Cependant, mesurer correctement le sentiment des investisseurs à un moment précis donne l’occasion d’acquérir des titres de qualité à rabais et de se départir de ceux dont le prix a bondi de manière excessive.
Il existe un indice qui aide à déterminer si le marché boursier est correctement évalué.
Le Fear & Greed Index (FGI) (1) quantifie l’importance relative des 2 principales émotions qui affectent le comportement des investisseurs boursiers, soit la peur et la cupidité.
À moins de 50, la peur domine. En dessous de 20, le sentiment de peur est extrême. À plus de 50, la cupidité est le sentiment dominant. Dépassé 80, on parle de cupidité extrême.
La logique est que la peur tend à faire baisser le cours des actions de manière excessive. Inversement, lorsque la cupidité domine, les cours boursiers tendent à être surévalués (2).
Comment on calcule le FGI?
L’indice prend en compte 7 facteurs pour mesurer le degré relatif de peur et de cupidité sur le marché :
1 – La valeur de l’indice S&P 500 vs sa moyenne mobile de 125 jours.
Un écart positif évoque la cupidité.
2 – Le nombre de titres dont le prix a touché un sommet vs un creux au cours des 52 dernières semaines.
Un écart positif évoque la cupidité.
3 – Le volume des titres dont le prix a monté vs ceux dont le prix a baissé.
Un écart positif est signe de cupidité.
4 – Le ratio options de vente / options d’achat
Un ratio positif est signe de peur.
5 – Le degré de volatilité des options, représenté par l’indice VIX
Plus la valeur du VIX est élevée, plus le sentiment de peur prévaut.

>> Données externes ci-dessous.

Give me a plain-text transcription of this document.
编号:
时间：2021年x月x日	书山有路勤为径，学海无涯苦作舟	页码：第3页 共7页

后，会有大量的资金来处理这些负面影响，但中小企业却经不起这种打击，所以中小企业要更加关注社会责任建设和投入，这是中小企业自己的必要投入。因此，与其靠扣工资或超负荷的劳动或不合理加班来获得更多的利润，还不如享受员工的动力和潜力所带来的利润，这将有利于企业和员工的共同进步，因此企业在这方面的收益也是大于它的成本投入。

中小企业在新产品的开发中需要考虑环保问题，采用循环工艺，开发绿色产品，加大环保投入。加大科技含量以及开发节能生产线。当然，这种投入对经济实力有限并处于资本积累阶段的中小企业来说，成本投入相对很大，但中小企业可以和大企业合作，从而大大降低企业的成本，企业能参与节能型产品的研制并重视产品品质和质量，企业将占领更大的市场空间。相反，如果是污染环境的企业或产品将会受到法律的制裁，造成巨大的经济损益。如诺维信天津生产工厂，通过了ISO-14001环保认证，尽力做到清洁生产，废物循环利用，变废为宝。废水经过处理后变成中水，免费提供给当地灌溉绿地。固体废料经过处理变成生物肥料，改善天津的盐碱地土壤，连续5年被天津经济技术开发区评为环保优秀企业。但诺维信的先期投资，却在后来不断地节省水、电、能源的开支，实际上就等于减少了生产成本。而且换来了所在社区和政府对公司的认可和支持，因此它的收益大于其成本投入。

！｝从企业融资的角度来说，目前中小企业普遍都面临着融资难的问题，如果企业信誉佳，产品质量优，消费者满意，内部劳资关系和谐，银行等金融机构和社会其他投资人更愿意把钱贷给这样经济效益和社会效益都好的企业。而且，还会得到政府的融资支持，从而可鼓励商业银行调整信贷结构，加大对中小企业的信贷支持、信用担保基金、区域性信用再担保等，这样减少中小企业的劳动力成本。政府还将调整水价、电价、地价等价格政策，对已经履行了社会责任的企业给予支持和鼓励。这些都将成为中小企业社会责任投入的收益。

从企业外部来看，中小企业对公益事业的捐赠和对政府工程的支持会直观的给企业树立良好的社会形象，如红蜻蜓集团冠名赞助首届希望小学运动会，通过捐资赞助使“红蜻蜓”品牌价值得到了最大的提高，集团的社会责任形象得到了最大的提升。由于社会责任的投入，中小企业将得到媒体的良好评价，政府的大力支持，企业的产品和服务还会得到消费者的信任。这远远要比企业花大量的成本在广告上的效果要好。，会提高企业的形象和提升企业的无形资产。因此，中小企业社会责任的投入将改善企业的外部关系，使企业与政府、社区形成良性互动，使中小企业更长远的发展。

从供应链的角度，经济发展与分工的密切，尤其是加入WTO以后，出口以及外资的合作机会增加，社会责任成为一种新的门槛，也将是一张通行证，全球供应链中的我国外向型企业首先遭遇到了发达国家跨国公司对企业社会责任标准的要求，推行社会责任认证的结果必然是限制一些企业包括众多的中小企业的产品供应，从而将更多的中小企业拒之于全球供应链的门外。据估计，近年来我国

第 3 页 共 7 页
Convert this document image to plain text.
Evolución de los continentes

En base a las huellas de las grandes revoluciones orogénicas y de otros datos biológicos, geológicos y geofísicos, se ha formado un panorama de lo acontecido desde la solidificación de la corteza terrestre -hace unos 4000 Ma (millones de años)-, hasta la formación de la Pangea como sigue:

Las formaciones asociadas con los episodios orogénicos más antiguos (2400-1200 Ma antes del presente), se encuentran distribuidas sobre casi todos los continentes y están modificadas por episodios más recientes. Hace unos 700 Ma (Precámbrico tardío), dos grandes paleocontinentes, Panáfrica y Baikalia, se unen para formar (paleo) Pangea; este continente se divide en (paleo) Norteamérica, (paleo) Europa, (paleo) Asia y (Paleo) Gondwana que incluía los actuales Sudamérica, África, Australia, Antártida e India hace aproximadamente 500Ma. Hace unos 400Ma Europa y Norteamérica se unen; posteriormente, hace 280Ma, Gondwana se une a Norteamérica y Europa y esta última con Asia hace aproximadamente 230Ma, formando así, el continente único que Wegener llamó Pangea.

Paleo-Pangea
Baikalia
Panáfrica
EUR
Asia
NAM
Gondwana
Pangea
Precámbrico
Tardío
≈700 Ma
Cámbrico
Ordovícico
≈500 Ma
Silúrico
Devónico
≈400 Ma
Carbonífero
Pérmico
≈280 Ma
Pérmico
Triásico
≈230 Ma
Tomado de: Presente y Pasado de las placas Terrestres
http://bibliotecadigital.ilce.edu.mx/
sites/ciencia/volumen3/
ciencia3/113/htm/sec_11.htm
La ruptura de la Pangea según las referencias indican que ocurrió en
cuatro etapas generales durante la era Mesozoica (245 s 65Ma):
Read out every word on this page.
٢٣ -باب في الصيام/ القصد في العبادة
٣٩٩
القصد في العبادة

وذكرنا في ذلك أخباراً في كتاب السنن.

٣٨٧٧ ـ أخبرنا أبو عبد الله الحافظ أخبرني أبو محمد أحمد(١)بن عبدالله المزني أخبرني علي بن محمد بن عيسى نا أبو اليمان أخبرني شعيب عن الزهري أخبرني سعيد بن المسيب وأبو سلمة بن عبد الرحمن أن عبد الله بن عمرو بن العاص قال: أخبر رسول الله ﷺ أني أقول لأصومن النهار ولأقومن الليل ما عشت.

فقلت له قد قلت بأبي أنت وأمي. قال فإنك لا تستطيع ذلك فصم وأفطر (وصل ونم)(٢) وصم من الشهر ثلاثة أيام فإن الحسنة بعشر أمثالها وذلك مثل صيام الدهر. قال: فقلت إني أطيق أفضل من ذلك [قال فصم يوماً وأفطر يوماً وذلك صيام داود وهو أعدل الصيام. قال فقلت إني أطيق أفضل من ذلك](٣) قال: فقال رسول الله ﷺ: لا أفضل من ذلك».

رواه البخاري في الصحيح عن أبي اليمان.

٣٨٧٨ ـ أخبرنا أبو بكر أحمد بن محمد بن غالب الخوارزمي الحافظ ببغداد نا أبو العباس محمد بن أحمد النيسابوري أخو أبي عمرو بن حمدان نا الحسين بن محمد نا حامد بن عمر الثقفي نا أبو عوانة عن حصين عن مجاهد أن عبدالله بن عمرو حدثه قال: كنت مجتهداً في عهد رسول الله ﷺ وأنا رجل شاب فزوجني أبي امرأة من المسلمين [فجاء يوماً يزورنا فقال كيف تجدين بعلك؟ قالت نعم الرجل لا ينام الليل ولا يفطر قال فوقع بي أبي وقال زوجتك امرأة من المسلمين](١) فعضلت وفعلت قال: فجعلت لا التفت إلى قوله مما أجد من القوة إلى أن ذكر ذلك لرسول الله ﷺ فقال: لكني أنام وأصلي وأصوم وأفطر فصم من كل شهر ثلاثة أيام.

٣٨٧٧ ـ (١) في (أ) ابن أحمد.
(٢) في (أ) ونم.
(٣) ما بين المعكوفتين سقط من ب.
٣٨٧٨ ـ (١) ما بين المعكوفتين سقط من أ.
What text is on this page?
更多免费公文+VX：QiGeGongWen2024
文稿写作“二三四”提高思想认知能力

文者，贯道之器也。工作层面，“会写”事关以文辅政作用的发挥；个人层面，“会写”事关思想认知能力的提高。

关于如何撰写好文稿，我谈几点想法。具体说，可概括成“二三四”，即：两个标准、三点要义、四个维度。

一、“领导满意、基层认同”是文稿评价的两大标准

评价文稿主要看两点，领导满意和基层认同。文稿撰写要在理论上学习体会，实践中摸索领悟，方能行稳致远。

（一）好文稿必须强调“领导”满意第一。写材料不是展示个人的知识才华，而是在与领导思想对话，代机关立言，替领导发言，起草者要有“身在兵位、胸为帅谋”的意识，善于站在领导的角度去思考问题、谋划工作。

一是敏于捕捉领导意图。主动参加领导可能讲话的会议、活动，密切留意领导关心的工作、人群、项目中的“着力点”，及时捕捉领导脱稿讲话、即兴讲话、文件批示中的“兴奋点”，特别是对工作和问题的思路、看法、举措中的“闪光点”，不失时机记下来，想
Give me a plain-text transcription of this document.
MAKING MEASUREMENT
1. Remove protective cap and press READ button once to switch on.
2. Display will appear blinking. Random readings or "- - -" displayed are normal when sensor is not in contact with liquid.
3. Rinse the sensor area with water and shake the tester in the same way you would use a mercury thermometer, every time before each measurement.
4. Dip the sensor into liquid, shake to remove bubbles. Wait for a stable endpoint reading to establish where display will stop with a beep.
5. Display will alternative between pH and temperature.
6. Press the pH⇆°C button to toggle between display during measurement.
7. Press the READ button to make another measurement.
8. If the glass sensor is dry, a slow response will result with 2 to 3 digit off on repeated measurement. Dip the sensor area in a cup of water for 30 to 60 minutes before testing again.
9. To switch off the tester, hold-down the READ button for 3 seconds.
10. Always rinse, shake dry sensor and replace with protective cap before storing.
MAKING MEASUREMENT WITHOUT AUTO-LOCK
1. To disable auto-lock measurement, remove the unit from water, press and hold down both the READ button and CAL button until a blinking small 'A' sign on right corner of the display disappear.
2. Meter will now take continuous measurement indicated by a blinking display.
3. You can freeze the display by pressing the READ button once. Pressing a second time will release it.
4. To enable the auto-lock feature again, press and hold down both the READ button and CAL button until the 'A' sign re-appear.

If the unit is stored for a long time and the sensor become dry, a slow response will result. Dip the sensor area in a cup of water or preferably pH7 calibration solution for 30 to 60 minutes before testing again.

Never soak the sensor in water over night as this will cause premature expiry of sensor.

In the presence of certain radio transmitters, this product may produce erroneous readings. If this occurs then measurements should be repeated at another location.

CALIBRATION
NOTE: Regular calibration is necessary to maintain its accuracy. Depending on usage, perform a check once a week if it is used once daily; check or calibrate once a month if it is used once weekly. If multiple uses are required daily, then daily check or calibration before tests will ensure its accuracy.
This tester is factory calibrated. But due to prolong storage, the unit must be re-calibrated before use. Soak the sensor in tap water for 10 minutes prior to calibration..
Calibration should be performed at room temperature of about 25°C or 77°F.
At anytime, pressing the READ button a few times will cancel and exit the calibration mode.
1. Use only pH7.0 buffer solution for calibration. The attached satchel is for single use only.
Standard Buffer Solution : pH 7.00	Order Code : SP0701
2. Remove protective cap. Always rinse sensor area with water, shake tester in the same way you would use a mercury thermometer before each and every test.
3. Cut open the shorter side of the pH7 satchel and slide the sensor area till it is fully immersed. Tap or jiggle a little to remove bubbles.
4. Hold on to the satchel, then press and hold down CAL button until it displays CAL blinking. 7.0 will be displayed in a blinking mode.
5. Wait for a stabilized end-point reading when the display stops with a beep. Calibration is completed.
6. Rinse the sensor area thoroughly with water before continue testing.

6 – L’écart de prix entre les stocks vs les obligations (moyenne des 20 derniers jours)
Une hausse de prix plus importante des stocks est signe de cupidité.
7 – L’écart de taux d’intérêt entre les obligations spéculatives (junk bonds) et les obligations classiques
Plus l’écart de taux est important, plus le sentiment de peur prévaut.
Chaque élément a un poids égal dans le calcul de l’indice.
Que nous dit l’indice FGI présentement?
En date du 23 août, le FGI est de 46, à mi-chemin entre la peur et la cupidité.
Il faut savoir 2 choses :
1 – Il s’agit d’une moyenne
À 46, on est tenté de conclure que le marché est correctement évalué dans son ensemble.
Mais il s’agit d’une moyenne; quand on pousse l’analyse, on se rend compte que les 7 facteurs (décrits ci-haut) traduisent des sentiments opposés!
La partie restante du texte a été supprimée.